In occasione della “Giornata della Memoria”, che ricorre oggi 27 gennaio, anche il cinema mantiene vivo il ricordo degli orrori compiuti dal nazismo. Sugli schermi italiani in questi giorni vengono proposti due film: “Nebbia in agosto” e “Il viaggio di Fanny”, dove è l’infanzia a essere colpita dalla follia di un regime disumano.
Ernst Lossa era un bambino come tanti bambini. Ebbe la sfortuna di nascere in un momento della storia tra i più cupi e spaventosi. Nella Germania nazista. Era un bambino Jenisch, non ariano, non puro, dunque andava eliminato. “Nebbia in agosto” racconta la sua storia vera. Nel 1939 Hitler aveva diramato il famigerato decreto “T4” con il quale stabiliva l’eliminazione sistematica di tutta quella popolazione – anche donne, bambini, anziani – “improduttiva”, che non era dunque in grado di produrre un beneficio economico per la nazione tedesca. Ernst si ritrova dunque in un ospedale che vede sparire i degenti giorno dopo giorno: avvelenati o consumati per la fame. Il dottor Veithausen, che lo dirige, ha modi dolci e accoglienti, ma ottempera al comando con zelo e metodo, senza un velo di pietà, compassione e dubbio. Nella “Giornata della memoria” è doveroso ricordare anche questa strage. Marcello Pezzetti, consulente scientifico della Fondazione Museo della Shoah di Roma, commenta per noi il film:
R. – Perché rendere colpevole la medicina in toto è qualche cosa quasi di insopportabile, è qualche cosa che impedisce di continuare a vivere. Tutti tendono alla pacificazione. Pensiamo in Italia all’amnistia di Togliatti, fatta per poter pacificare la cosiddetta “società”, per ricostruire. E si è ritenuto che, se si metteva sotto accusa il mondo della medicina, la Germania – non solo la Germania, ma forse tutta l’Europa – non avrebbe potuto ricominciare a vivere. E poi non si parlava di etica, non si parlava mai di rapporto tra etica e medicina. Il concetto di bioetica è qualcosa che è venuto dopo, e forse anche – purtroppo – ma grazie a quello che è avvenuto.

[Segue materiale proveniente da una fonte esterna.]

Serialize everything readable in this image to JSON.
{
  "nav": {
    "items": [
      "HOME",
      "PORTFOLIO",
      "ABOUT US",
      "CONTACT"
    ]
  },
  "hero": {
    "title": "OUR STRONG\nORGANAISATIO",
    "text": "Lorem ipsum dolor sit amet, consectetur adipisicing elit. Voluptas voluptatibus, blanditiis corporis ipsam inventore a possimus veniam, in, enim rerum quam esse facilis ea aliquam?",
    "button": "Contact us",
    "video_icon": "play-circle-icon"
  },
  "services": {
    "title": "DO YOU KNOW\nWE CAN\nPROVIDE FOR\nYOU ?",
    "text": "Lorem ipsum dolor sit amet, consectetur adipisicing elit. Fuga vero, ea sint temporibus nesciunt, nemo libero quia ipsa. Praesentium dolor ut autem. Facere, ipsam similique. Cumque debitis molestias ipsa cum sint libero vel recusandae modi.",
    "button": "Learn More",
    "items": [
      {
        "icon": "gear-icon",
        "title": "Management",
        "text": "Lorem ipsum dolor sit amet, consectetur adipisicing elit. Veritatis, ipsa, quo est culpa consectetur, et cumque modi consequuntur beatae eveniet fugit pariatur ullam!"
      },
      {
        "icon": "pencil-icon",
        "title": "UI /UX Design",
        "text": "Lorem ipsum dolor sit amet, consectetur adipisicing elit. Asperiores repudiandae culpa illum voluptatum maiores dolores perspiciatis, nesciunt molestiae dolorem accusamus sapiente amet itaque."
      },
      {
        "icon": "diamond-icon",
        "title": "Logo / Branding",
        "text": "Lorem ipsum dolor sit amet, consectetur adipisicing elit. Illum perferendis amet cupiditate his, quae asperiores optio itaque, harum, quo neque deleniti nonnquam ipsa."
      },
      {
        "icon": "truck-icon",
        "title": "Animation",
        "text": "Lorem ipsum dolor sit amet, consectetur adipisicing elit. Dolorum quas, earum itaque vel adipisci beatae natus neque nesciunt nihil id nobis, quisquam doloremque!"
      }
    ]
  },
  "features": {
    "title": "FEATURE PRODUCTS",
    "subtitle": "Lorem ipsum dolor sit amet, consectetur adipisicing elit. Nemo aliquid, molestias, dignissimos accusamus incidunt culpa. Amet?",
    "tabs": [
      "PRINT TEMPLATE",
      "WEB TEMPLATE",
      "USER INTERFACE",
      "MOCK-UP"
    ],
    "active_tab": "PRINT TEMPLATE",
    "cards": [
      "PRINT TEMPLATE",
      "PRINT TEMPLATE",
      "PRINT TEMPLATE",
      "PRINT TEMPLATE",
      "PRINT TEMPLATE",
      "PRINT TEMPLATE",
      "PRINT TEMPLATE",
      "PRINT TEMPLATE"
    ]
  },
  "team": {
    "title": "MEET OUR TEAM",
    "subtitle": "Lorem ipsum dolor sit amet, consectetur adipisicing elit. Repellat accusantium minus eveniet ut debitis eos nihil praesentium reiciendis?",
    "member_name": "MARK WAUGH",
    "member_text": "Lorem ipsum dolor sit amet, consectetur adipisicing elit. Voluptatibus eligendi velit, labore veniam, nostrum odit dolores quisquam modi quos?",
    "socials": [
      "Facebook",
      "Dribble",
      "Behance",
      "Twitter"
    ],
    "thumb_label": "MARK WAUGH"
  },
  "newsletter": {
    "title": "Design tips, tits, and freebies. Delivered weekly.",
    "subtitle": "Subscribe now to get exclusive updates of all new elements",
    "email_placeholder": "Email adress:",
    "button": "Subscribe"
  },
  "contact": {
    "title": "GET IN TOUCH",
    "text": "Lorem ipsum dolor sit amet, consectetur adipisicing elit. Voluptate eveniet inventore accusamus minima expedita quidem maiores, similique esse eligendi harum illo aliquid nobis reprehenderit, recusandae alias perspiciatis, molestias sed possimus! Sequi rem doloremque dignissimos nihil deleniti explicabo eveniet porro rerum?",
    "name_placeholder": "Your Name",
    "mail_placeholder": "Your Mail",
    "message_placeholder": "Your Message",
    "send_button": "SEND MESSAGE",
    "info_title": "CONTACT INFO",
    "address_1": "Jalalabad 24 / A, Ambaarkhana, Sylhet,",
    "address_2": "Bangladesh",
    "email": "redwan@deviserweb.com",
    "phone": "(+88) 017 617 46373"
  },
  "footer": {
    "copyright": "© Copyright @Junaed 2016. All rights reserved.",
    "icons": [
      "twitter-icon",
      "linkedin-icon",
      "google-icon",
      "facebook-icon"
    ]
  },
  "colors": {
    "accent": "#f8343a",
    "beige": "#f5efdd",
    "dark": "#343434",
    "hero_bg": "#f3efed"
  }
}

D. – Professore, un altro film che esce in occasione della Giornata della Memoria racconta un’altra storia di bambini: “Il Viaggio di Fanny” di Lola Doillon è la storia, anch’essa vera, di una tredicenne che porta in salvo, in territorio svizzero, otto bambini ebrei come lei, attraversando la Francia sottoposta al giogo nazista. Il cinema presta dunque una particolare attenzione quest’anno al dramma degli innocenti, che la storia ha inghiottito nell’orrore, nella paura, e di cui poco si parla…
R. – Intanto io credo che tutte le vittime della Shoah siano state innocenti. Ma, giustamente, all’interno di tutte queste vittime, tutte innocenti, c’è la parte più debole, e la parte più debole è quella dei bambini. Il cinema ha dedicato, nella sua storia, più volte lo spazio ai bambini. Ma devo dire che queste storie di salvataggi o di vittime di un’operazione come quella che abbiamo appena visto, questi aspetti sono sempre stati un po’ lasciati in ombra. Li stanno recuperando.